Lewis and marchers organized at the Brown Chapel A.M.E Church before Bloody Sunday, and injured marchers returned to the church to escape the attack on the bridge.

[RELATED: Full funeral plans for Rep. John Lewis]

Earlier Sunday, family members gathered for a final goodbye in the town Lewis is from, Troy, Alabama.

Dr. Martin Luther King Jr. once dubbed Lewis the “boy from Troy” who went on to become a man and a voice for the people.

Lewis’ humble beginnings prompted biblical comparisons at the Troy service.

“Christ Jesus, he paid the ultimate price, and John Lewis, he paid a price, and so did all that walked it with him,” Alabama resident Mary Davis said. “So get up, join hands and let’s go up this hill together and do what’s right.”

Lewis’ brother, Samuel Lewis, remembered the day John first left home.

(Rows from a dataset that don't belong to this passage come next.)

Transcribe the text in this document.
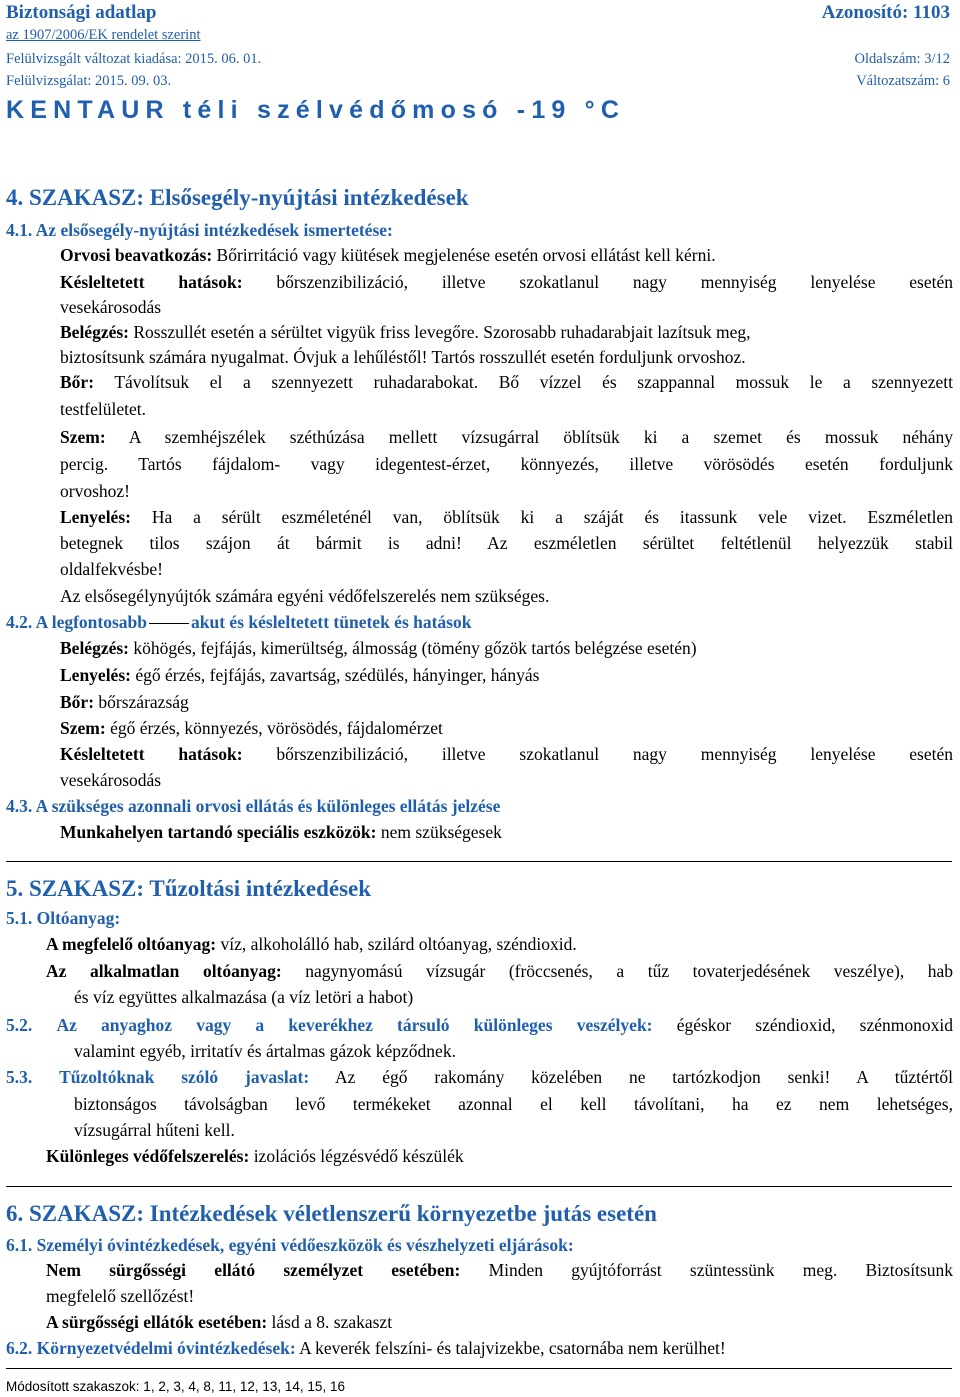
Biztonsági adatlap	Azonosító: 1103
az 1907/2006/EK rendelet szerint
Felülvizsgált változat kiadása: 2015. 06. 01.	Oldalszám: 3/12
Felülvizsgálat: 2015. 09. 03.	Változatszám: 6
KENTAUR téli szélvédőmosó -19 °C
4. SZAKASZ: Elsősegély-nyújtási intézkedések
4.1. Az elsősegély-nyújtási intézkedések ismertetése:
Orvosi beavatkozás: Bőrirritáció vagy kiütések megjelenése esetén orvosi ellátást kell kérni.
Késleltetett hatások: bőrszenzibilizáció, illetve szokatlanul nagy mennyiség lenyelése esetén
vesekárosodás
Belégzés: Rosszullét esetén a sérültet vigyük friss levegőre. Szorosabb ruhadarabjait lazítsuk meg,
biztosítsunk számára nyugalmat. Óvjuk a lehűléstől! Tartós rosszullét esetén forduljunk orvoshoz.
Bőr: Távolítsuk el a szennyezett ruhadarabokat. Bő vízzel és szappannal mossuk le a szennyezett
testfelületet.
Szem: A szemhéjszélek széthúzása mellett vízsugárral öblítsük ki a szemet és mossuk néhány
percig. Tartós fájdalom- vagy idegentest-érzet, könnyezés, illetve vörösödés esetén forduljunk
orvoshoz!
Lenyelés: Ha a sérült eszméleténél van, öblítsük ki a száját és itassunk vele vizet. Eszméletlen
betegnek tilos szájon át bármit is adni! Az eszméletlen sérültet feltétlenül helyezzük stabil
oldalfekvésbe!
Az elsősegélynyújtók számára egyéni védőfelszerelés nem szükséges.
4.2. A legfontosabb	akut és késleltetett tünetek és hatások
Belégzés: köhögés, fejfájás, kimerültség, álmosság (tömény gőzök tartós belégzése esetén)
Lenyelés: égő érzés, fejfájás, zavartság, szédülés, hányinger, hányás
Bőr: bőrszárazság
Szem: égő érzés, könnyezés, vörösödés, fájdalomérzet
Késleltetett hatások: bőrszenzibilizáció, illetve szokatlanul nagy mennyiség lenyelése esetén
vesekárosodás
4.3. A szükséges azonnali orvosi ellátás és különleges ellátás jelzése
Munkahelyen tartandó speciális eszközök: nem szükségesek
5. SZAKASZ: Tűzoltási intézkedések
5.1. Oltóanyag:
A megfelelő oltóanyag: víz, alkoholálló hab, szilárd oltóanyag, széndioxid.
Az alkalmatlan oltóanyag: nagynyomású vízsugár (fröccsenés, a tűz tovaterjedésének veszélye), hab
és víz együttes alkalmazása (a víz letöri a habot)
5.2. Az anyaghoz vagy a keverékhez társuló különleges veszélyek: égéskor széndioxid, szénmonoxid
valamint egyéb, irritatív és ártalmas gázok képződnek.
5.3. Tűzoltóknak szóló javaslat: Az égő rakomány közelében ne tartózkodjon senki! A tűztértől
biztonságos távolságban levő termékeket azonnal el kell távolítani, ha ez nem lehetséges,
vízsugárral hűteni kell.
Különleges védőfelszerelés: izolációs légzésvédő készülék
6. SZAKASZ: Intézkedések véletlenszerű környezetbe jutás esetén
6.1. Személyi óvintézkedések, egyéni védőeszközök és vészhelyzeti eljárások:
Nem sürgősségi ellátó személyzet esetében: Minden gyújtóforrást szüntessünk meg. Biztosítsunk
megfelelő szellőzést!
A sürgősségi ellátók esetében: lásd a 8. szakaszt
6.2. Környezetvédelmi óvintézkedések: A keverék felszíni- és talajvizekbe, csatornába nem kerülhet!
Módosított szakaszok: 1, 2, 3, 4, 8, 11, 12, 13, 14, 15, 16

“I remember the day when John left home, Mother told him not to get in trouble, not to get in the way and be particular,” Samuel Lewis said. “But we all know that John got in trouble. Got in the way, but it was good trouble.”

That good trouble, the kind made of lunch counter sit-ins and Freedom Fighters, made up some of the stories told over Lewis’ casket Saturday.

The mayor of Troy remembered Bloody Sunday and pointed out the irony that troopers beat Lewis that day, but are celebrating his life today.

“And now Alabama state troopers will lead his body around this state as we celebrate his life,” Mayor Jason Reeves said.

Alabama residents said they hope to carry Lewis’ legacy forward.

“My heart is kind of hurting because I don’t feel like there’s a lot of us who are ready to pick up that torch,” Dr. Rosie Williams said. “But we need to pick up that torch.”

Carr followed along for the second stop on Lewis’ farewell journey for the intimate service inside Selma’s historic church.

Martin Luther King III spoke about Lewis’ reunion with his father in Heaven.

“Can you imagine that reunion last Friday?” King said. “When he was welcomed by Martin Luther King Jr., Coretta Scott King, when he was welcomed by Juanita and Ralph Abernathy and Hosea Williams and Amelia Boynton and Marie Foster and the list goes on and on.”

Inside Brown’s Chapel AME Church, family and friends told intimate stories about the man who evolved into a civil rights icon.

The speakers included one of the youngest Freedom Fighters to attempt to cross the Edmund Pettus Bridge alongside Lewis and Alabama Congresswoman Terri Sewell. American Idol contestant Ruben Studdard sang ‘Amazing Grace.'

But it was outside the historic Selma church where Carr found the same profound admiration for Lewis from travelers.

Lola Neal traveled from Nashville to pay her respects with her son.

“I never miss an opportunity to teach and I’m just trying to share a little history with my son,” Neal said. “This is definitely history taking place today.”

Timothy Foster traveled from Roanoke, Alabama.

“They paved the way for us to be where you are right now-anchoring, interviewing, and where I am today,” Foster said. “So this is an historical event, one I’m glad I didn’t miss. We just want our equal lives. Black lives matter.”

Lewis will make one last trek across the Edmund Pettus bridge in spirit Sunday morning.